Basic Usage

class marp.ma_env.MARP(N, layout, orthogonal_actions=True, one_shot=True, battery=False, render_mode=None, **kwargs)

The base MARP environment that unifies the APIs of the supporting tasks

Parameters:
  • N (int) – the number of agents

  • layout (str) – the file name of the layout configuration

  • one_shot (bool) – one-shot path finding or lifelong

  • render_mode (str or None) – will visualize if ‘human’, otherwise, only print in the console

get_state()

Summarize the current system state

is_goal_state(state)

Check if each agent has reached her designated goal.

render()

Render the history

reset(seed=None, options=None)

Reset agent loations

save(file_name, speed=1)

Save the visualized result

Note

Run conda install conda-forge::ffmpeg first, if ffmpeg is not installed

Parameters:
  • file_name (str) – output file path

  • speed (int) – speedup rate

step(actions)

Proceed to the next step by the given action profile according to the underlying specific task.

Parameters:

actions (dict[str, Action]) – the action profile, i.e., joint actions.

Returns:
  • observations (dict) – observation profile

  • rewards (dict) – rewards for each agent

  • terminations (dict) – whether the task is accomplished for each agent

  • truncations (dict) – True if timeout, otherwise False

  • infos (dict) – auxiliary infomation including collisions and action masks

transit(state, actions)

Given a state and an action profile, return the successor state.

Note

Calls to this method will not change any internal state of the environment

Parameters:
  • state (dict) – system state obtained by enquiring get_state()
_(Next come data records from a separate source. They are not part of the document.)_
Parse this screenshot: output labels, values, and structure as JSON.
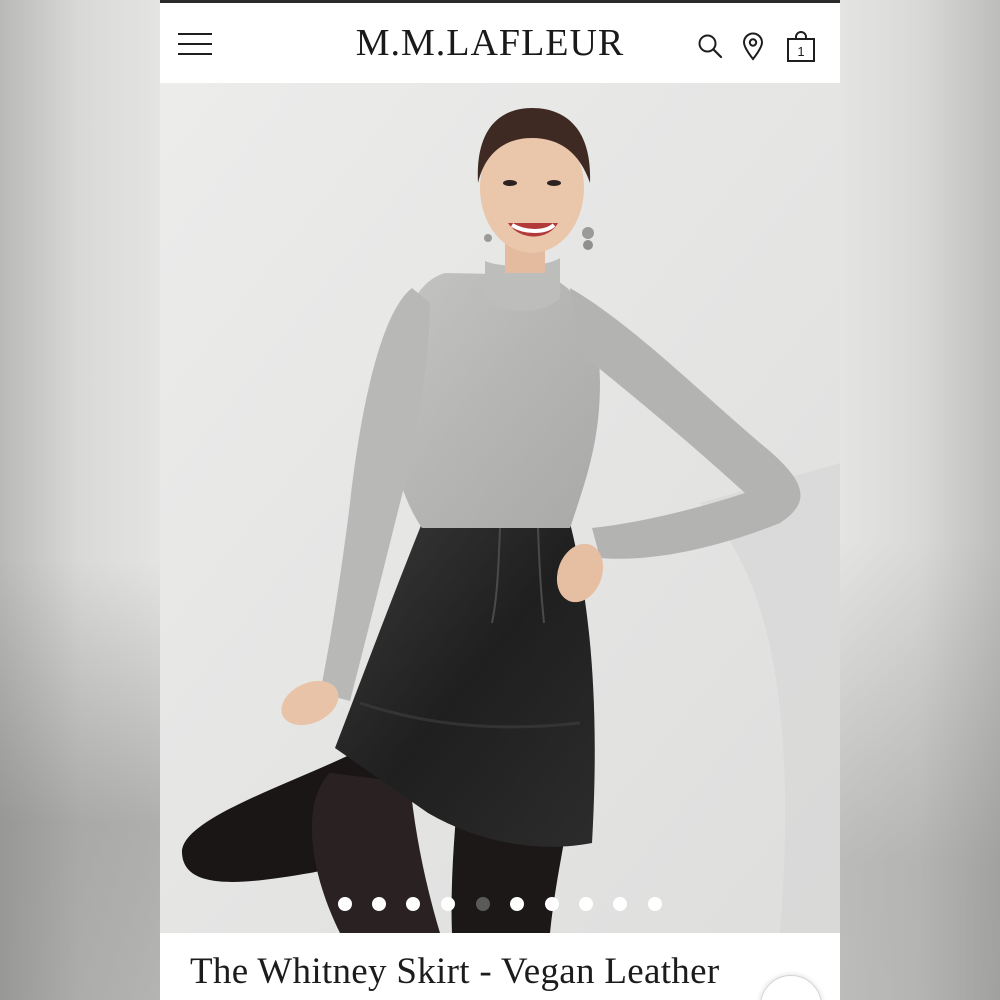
{
  "header": {
    "brand": "M.M.LAFLEUR",
    "menu_icon": "hamburger-menu-icon",
    "search_icon": "search-icon",
    "store_icon": "location-pin-icon",
    "bag_icon": "shopping-bag-icon",
    "bag_count": "1"
  },
  "hero": {
    "image_alt": "Model wearing grey turtleneck and black vegan leather skirt",
    "carousel": {
      "total": 10,
      "active_index": 4
    }
  },
  "product": {
    "title": "The Whitney Skirt - Vegan Leather"
  }
}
  • actions (dict[str, Action]) – an action profile

Returns:

succ_state (dict) – the successor state

Formulation as Wrappers

By implementing a base environment, we provide standard interfaces and the minimal set of infomations needed. It only provides a multi-agent simulation environment but does not restrict the exact problem that one may want to solve. We hereby claim one possible principle formulation as wrappers. That is, a downstream problem can be simulated and investigated by implementing an appropriate light-weight wrapper out of the basic MARP environment. For example, if one wants to simulate and solve a centralized multi-agent search problem, then she can have a customized formulation wrapper as follows

class CustomizedFormulationWrapper():

    def __init__(self, ma_env, options=None):
        self.ma_env = ma_env
        self.options = options

    def get_state(self):
        """
        State enquiry
        """

    def transit(self, state, action):
        """
        Returns the successor state and the associated cost
        """

    def is_goal_state(self, state):
        """
        Check whether it is a goal state
        """

    def heuristic(self, state):
        """
        A domain dependent heuristic
            """